- Film poster
- Directed by: Shinji Aoyama
- Written by: Shinji Aoyama Masaki Fukasawa
- Based on: Lakeside by Keigo Higashino
- Produced by: Takenori Sento
- Starring: Kōji Yakusho Hiroko Yakushimaru Etsushi Toyokawa
- Cinematography: Masaki Tamura Yoshihiro Ikeuchi
- Edited by: Shinji Aoyama
- Music by: Hiroyuki Nagashima
- Release date: October 11, 2004 (Busan International Film Festival);
- Running time: 119 minutes
- Country: Japan
- Language: Japanese

= Lakeside Murder Case =

Lakeside Murder Case (レイクサイド マーダーケース, Reikusaido mādā kēsu) is a 2004 Japanese mystery film directed by Shinji Aoyama, starring Kōji Yakusho, Hiroko Yakushimaru and Etsushi Toyokawa.

==Plot==
Four couples are staying at a lakeside cottage with their children.
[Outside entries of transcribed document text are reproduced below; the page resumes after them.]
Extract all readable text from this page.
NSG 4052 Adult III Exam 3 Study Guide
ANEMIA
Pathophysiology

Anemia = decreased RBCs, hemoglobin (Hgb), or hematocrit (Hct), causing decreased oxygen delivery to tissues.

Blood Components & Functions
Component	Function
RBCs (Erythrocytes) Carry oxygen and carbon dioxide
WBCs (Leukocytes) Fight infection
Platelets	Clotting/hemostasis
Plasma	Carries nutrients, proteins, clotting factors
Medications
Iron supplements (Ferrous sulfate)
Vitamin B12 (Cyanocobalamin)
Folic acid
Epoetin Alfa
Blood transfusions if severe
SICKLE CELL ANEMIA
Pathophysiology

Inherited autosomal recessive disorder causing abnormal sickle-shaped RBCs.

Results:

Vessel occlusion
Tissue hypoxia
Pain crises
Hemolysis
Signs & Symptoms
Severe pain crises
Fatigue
They want them to prepare intensely for a prestigious high school's entrance exam with the help of a private tutor. One night, one of the wives confesses to her husband that she has killed his mistress...

==Cast==
- Kōji Yakusho as Shunsuke Namiki
- Hiroko Yakushimaru as Minako Namiki
- Etsushi Toyokawa as Masaru Tsukumi
- Akira Emoto as Tomoharu Fujima
- Fukumi Kuroda as Kazue Fujima
- Shingo Tsurumi as Takashi Sekiya
- Kaoru Sugita as Yasuko Sekiya
- Yuko Mano as Eriko Takashina

==Production==
In an interview with Midnight Eye, the director Shinji Aoyama said, "I wanted to talk about whether parents really understand their kids and vice-versa. That's really the most basic thing the film is about." In an interview with The Japan Times, he stated that it was a story about ordinary people, saying "At first they don't understand anything -- then they find out little by little. There's no professional detective. Everyone is an amateur. It's an all-amateur mystery."

==Reception==
Mark Shilling of The Japan Times gave the film 3.5 stars out of 5. He felt that the film was "less a commercial whodunit with a gorgeous corpse than a dark, multilayered psycho-drama, whose subjects include the ills of the Japanese educational system and the moral limits of parental love." However, he also noted that it was "more mainstream" than Shinji Aoyama's other films. He concluded by saying, "the film does pose a timely question. In a winner-take-all society, how can one compete successfully and stay human? The answer may be staring us in the face, albeit from the bottom of a lake." Russell Edwards of Variety said, "[Koji] Yakusho delivers yet another credible performance. Other thesps are solid and tech credits are excellent."